Jackson is “entitled to ask DOJ to explain in some way why they changed their position within 24 hours,” said Mimi Rocah, a former federal prosecutor in the Manhattan U.S. attorney’s office who’s running as a Democrat for Manhattan district attorney. “Judges are in charge when it comes to sentencing, so none of this would be out of the ordinary.”

Sharon L. McCarthy, a former federal prosecutor who’s now in private practice in New York, said Jackson could go so far as to ask Barr himself to appear.

“I think what has happened calls for that sort of drastic order,” McCarthy said.

Judges frequently hand down sentences that are lower -- sometimes much lower -- than what prosecutors suggest, and it’s possible that Jackson would have done so in Stone’s case even if Trump hadn’t weighed in or the Justice Department hadn’t reversed course. The perceived interference from the White House may complicate such a decision in Stone’s case.

Indeed, Trump’s commentary on the case could blow back on Stone if Jackson -- who has also been criticized by Trump on Twitter -- feels the need to demonstrate her independence by giving Stone a longer sentence than she otherwise would have, said Laurie Levenson, a former federal prosecutor who teaches at Loyola Law School.

“If Judge Jackson were inclined to give a lower sentence, that actually makes it harder for her to do so now,” Levenson said.

Jacob S. Frenkel, a former federal prosecutor and Securities and Exchange Commission trial attorney, said that “the irony of the president’s tweet is that it could end up backfiring.” The judge may decide “that to protect the integrity and project the independence of the judiciary she may end up imposing a longer sentence than she may have originally intended,” Frenkel said.
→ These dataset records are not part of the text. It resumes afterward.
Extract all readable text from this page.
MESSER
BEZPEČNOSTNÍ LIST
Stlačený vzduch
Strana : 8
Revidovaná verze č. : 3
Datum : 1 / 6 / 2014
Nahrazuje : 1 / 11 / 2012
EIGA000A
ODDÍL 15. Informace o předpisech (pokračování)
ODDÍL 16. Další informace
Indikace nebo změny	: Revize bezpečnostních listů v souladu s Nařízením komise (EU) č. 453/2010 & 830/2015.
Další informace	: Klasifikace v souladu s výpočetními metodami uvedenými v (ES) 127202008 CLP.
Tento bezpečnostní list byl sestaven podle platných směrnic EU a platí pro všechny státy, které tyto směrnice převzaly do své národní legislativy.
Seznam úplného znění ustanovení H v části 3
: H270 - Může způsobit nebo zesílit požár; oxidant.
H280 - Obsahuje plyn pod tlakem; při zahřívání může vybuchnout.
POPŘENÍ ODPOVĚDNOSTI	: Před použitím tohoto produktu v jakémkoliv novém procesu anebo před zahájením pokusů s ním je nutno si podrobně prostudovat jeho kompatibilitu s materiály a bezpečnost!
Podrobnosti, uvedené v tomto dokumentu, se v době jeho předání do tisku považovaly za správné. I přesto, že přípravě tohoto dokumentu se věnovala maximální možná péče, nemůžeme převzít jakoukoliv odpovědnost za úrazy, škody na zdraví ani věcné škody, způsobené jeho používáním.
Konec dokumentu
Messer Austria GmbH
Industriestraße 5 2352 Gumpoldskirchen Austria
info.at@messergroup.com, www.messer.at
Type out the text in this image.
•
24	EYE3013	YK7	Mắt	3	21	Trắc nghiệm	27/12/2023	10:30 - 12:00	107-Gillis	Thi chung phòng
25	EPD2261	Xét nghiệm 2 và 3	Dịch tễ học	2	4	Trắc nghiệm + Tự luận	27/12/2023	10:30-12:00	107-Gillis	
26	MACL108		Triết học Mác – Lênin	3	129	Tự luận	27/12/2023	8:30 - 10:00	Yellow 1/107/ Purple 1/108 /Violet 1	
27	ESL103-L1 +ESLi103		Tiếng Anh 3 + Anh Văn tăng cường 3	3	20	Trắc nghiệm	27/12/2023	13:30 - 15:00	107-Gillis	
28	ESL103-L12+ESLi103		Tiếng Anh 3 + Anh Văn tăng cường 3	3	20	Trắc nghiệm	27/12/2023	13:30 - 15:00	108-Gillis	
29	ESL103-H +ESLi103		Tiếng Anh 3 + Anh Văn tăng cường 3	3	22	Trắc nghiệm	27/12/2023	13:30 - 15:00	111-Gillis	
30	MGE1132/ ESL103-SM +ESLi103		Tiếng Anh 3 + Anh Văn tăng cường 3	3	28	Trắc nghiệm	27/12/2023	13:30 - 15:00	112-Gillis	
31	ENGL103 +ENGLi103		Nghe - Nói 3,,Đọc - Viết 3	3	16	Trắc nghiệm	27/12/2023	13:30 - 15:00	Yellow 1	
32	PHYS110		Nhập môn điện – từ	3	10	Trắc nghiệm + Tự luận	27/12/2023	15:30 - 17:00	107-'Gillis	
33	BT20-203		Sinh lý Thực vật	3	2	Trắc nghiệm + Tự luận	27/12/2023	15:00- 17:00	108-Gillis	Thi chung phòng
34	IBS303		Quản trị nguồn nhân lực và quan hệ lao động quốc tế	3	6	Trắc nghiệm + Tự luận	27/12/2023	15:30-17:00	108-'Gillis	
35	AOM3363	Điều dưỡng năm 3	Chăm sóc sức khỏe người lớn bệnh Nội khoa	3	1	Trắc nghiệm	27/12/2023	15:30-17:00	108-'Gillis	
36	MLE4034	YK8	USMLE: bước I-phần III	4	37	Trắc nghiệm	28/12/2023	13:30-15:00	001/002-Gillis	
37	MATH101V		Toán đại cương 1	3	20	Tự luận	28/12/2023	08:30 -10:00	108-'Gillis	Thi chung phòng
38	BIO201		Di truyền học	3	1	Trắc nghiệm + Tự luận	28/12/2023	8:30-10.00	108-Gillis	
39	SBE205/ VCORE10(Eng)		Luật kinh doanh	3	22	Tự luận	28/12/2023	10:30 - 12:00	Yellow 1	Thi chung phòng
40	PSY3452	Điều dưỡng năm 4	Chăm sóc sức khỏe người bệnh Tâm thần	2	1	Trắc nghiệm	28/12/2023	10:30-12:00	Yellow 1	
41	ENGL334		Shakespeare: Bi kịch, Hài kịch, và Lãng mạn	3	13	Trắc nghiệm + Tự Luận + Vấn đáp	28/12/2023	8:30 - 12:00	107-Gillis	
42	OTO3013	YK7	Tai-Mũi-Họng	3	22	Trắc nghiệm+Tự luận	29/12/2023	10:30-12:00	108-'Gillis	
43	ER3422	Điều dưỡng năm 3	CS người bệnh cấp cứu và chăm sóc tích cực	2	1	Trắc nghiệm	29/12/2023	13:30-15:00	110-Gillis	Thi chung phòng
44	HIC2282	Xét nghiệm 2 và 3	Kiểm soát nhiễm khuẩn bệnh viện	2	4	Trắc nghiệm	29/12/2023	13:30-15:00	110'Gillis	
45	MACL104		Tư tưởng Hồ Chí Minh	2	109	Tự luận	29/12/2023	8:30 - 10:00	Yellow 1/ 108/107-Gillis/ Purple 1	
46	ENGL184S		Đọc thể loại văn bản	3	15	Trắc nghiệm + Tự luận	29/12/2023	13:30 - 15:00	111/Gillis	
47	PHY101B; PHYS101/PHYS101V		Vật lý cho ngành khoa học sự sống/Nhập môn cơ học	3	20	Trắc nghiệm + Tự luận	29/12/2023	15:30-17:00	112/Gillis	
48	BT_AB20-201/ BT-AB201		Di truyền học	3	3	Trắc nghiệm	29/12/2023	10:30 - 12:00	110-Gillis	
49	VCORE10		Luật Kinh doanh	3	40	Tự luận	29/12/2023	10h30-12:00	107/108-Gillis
Jackson’s decision on whether to let Stone remain free pending a ruling on his appeal will also be fraught with consequences because an unfavorable ruling might compel Trump to pardon his longtime ally before the November presidential election -- a move that his Democratic rivals would surely pounce on as an abuse of power.

“At the end of the day this could be one of the loudest and noisiest academic exercises in the history of sentencing,” Frenkel said of a possible pardon.

Randall Jackson, a former assistant U.S. attorney in Manhattan who prosecuted Bernard Madoff, says the judge isn’t likely to adjust her sentence in response to Trump. Even so, he said, the furor that erupted over suspected interference by Trump and Barr could hurt Stone in court.

“A reasonable observer could question whether this is the type of thing that is going to distract the judge from what most defense attorneys would want the judge to be focused on, which is the mitigating factors for their client that could lead to a lower sentence,” Jackson said.